Second Age; illuminating Hamlet’s ambiguities

SECOND AGE Theatre Company comes to Galway next month with its new staging of Shakespeare’s Hamlet, directed by Alan Stanford.

Hamlet is perhaps the most influential, most powerful, and most intriguing of all tragedies in the English language. Its dramatic structure proved groundbreaking at the time of writing, as the drama focused on character rather than action. It is this depth of characterisation that allows Hamlet to be analysed, interpreted, and reinvented in seemingly infinite ways.

Over a pre-rehearsal phone call, Second Age’s Alan Stanford shared his thoughts on the play, beginning by recalling some of the Hamlets that have made a strong impression on him throughout his long career to date.

“There was the David Warner Hamlet which I saw when I was very young and was an early seminal experience, it was very much based on the modernist attitude towards the play as defined by Jan Kott in his book Shakespeare Our Contemporary,” says Stanford.

“There was Grigori Kozintsev’s Russian film version which was probably one of the finest Hamlets ever. I saw Christopher Plummer do Hamlet on television at Elsinore when I was very young. I don’t think it was particularly brilliant but it had a seminal effect.

“I’ve seen, directed, or acted in nearly all the Hamlets done here over the last 40 years. Stephen Brennan who plays Polonius in this production did a wonderful Hamlet for the Abbey directed by Michael Bogdanov. This is my third time to direct it.

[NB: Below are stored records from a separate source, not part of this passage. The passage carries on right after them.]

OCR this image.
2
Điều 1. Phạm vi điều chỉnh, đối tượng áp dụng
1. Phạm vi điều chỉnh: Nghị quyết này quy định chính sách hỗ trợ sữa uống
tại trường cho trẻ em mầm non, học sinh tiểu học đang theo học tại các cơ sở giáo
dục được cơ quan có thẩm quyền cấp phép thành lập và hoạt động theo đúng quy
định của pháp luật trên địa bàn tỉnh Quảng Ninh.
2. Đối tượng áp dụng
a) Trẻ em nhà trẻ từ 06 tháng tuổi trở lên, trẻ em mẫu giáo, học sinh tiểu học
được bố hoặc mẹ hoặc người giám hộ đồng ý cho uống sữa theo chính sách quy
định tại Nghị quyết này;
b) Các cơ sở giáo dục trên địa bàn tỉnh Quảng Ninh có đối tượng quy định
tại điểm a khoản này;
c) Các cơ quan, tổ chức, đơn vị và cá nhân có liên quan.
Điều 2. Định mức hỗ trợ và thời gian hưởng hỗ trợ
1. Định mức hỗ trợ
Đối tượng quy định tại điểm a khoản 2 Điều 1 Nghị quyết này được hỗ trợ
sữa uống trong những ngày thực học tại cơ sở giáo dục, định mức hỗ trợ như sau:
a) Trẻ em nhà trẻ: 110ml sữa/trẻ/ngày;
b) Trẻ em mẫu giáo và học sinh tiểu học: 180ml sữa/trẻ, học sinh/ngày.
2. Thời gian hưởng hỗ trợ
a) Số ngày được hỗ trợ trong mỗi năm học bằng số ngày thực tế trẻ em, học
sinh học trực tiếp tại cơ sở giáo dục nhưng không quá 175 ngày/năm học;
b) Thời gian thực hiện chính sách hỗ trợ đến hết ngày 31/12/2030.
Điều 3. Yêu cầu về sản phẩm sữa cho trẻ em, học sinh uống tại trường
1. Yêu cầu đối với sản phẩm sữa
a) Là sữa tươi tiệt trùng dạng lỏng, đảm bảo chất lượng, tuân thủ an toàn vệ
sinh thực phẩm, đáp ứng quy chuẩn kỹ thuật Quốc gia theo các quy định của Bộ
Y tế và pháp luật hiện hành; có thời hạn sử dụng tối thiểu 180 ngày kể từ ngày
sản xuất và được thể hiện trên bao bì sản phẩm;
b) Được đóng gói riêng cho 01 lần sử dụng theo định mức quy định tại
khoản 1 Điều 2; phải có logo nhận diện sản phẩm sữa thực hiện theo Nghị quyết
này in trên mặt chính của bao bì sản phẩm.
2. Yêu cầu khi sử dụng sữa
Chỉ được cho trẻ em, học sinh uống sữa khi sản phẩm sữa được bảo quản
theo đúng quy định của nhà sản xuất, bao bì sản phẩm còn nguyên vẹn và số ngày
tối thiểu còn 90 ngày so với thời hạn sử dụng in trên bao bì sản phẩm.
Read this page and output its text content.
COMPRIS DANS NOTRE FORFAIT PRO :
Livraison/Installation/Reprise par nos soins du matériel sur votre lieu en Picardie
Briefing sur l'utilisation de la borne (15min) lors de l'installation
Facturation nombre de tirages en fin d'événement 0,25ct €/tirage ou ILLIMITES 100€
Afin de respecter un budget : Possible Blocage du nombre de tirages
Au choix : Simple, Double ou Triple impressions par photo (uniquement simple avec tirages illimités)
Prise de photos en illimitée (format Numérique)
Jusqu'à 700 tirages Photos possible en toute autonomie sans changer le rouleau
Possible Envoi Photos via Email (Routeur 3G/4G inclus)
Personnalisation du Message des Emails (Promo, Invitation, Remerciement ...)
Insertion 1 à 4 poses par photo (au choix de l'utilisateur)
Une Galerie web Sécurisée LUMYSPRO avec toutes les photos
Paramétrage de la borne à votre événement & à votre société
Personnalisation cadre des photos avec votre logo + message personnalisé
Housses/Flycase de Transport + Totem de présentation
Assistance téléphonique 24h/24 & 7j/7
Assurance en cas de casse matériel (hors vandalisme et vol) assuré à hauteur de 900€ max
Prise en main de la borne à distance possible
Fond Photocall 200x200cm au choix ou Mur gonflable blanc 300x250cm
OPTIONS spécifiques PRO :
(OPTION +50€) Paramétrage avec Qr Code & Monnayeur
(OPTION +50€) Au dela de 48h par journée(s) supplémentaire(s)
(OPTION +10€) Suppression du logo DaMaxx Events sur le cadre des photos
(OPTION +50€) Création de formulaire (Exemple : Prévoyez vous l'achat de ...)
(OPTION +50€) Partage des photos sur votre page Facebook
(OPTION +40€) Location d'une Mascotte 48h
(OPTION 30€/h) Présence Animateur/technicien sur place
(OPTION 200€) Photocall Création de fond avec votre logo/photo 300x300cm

It’s one of those plays that if you have any interest in Shakespeare you end up doing a lot.”

Moving on to this new Second Age staging, Stanford highlights how he is approaching the play’s key issues.

“There are an awful lot of preconceived and inaccurate notions about Hamlet so every time you come to it you attempt to overturn some of those and clarify some of the play’s many ambiguities,” he notes. “So for instance in discussions with Garret Keogh, who plays Claudius, we talked a lot about the politics of the play because Claudius is not a warrior but a politician.

“Shakespeare establishes that very early on, by the fact that where Old Hamlet - who Claudius has murdered - would have gone out and fought the King of Norway, Claudius pulls a political stroke and thereby prevents a border encroachment on Denmark. So Shakespeare thereby brilliantly illustrates the art of the cute hoor politician.

“Then you have the ambiguity of Hamlet himself; it’s a play about which people say ‘O Hamlet can’t do anything because he’s too intelligent, or too weak, or too cowardly, or whatever.’ But that’s a completely erroneous interpretation. There are very clear and determined reasons for why he does everything that he does.

“It’s a play that has strong religious overtones in terms of the period in which it was written, which was at the end of the Elizabethan and beginning of the Jacobean era. You also have a situation where Gertrude marries her husband’s brother and that was viewed as a sin.

“It would be considered incestuous on the basis of man and wife have become one flesh, so that if you marry your husband’s brother you’re effectively marrying your own brother. That happened 70 or 80 years before the play was written because Henry VIII tried to get a divorce from Catherine of Aragon for that very reason, so the play was quite political even in that sense. So you’re picking at all those little pieces of knowledge and trying to find the dramatic content within them.”

The role of Hamlet is here taken by Marty Rea and Stanford describes the qualities he brings to the part.

“Marty has unbelievable energy, he has incredible intelligence and articulacy,” he says. “He’s very good at ‘joined-up thinking’; he can put ideas and concepts together. Hamlet is, without question, one of the most intelligent characters in Shakespeare.

“He is a philosopher, he’s not just a student. He has tremendous rational thinking. Shakespeare had a fundamental understanding of psychology 400 years before Freud invented it. That’s what you’re dealing with when you’re casting Hamlet, a remarkable intelligence, and you want an actor who has the capacity to operate within that framework which Marty does.”

The superb cast also includes Stephen Brennan (Polonius ), Barbara Brennan (Gertrude ), John Olohan (Player King ), and Maeve Fitzgerald (Ophelia ). “We have a dream cast which makes it easier to play because you’ve got tremendously intelligent acting going on,” Stanford observes.

Stanford has given the play an 1830’s setting - “I wanted to do it in a period when it was acceptable to have things like swords,” he explains, “and the production has a playing time of about two and a half hours.”

In conclusion, Stanford declares that Hamlet is “one of the most famous and most quoted and least understood plays, but it also is one of the most entertaining, one of the funniest, one of the saddest, one of the most tragic. It’s a play that has absolutely everything in it. For anyone coming to see the production I guarantee that we will tell the story very well.”

Hamlet is at the Town Hall from Tuesday February 9 to Saturday 13, inclusive at 8pm nightly. Tickets are available from the Town Hall on 091 - 569777.